I can empathize with my colleagues when it comes to working with technology. I spent a good chunk of last week creating an example of a simulated message board with annotations for our Demo course for Axio Learning Online. Although it sounds like a very simple task, it has quite a few layers to it. First, you have to create an instructor (at least one, but there can be more) and several students in the course. Then you have to individually log into the Message Board as each person and contribute to the threaded discussion. This takes some time as it is, plus it has to sound and look authentic to a user. My colleague actually created a profile on each student, making it easier to create a different image about each student in the Message Board (typical of what you would expect in a real class).
After the threads were created, I used Captivate to capture screen shots of the message board, then I used the text feature to annotate.
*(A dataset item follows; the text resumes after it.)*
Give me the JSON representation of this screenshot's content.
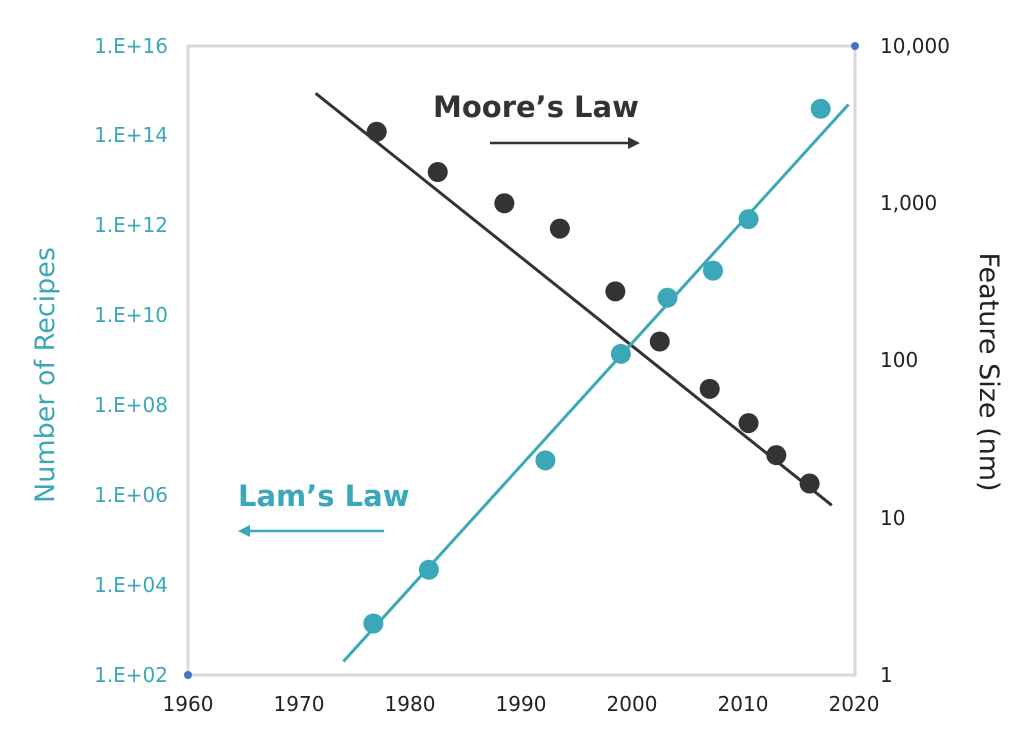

The next steps were choosing the color and shape of the text balloons, setting the mouse in the right place, making sure the text balloons were placed appropriately on the page and not obstructing the users view of the video, and making sure all the simulation pieces flowed well together. It's important to make sure this simulation covers all the functions and features available to the student. Once the tutorial is created, there still lies a process of publishing the tutorial and reviewing to see if the text and screen slides are all flowing together in a timely manner.
After several iterations, tweaking, and publishing the files several times out of Captivate and uploading it into Axio Learning Online, I was done. By then I had wasted good two days, though. Working with technology takes time, and if you ask anyone who has created any multimedia before, they would attest to this.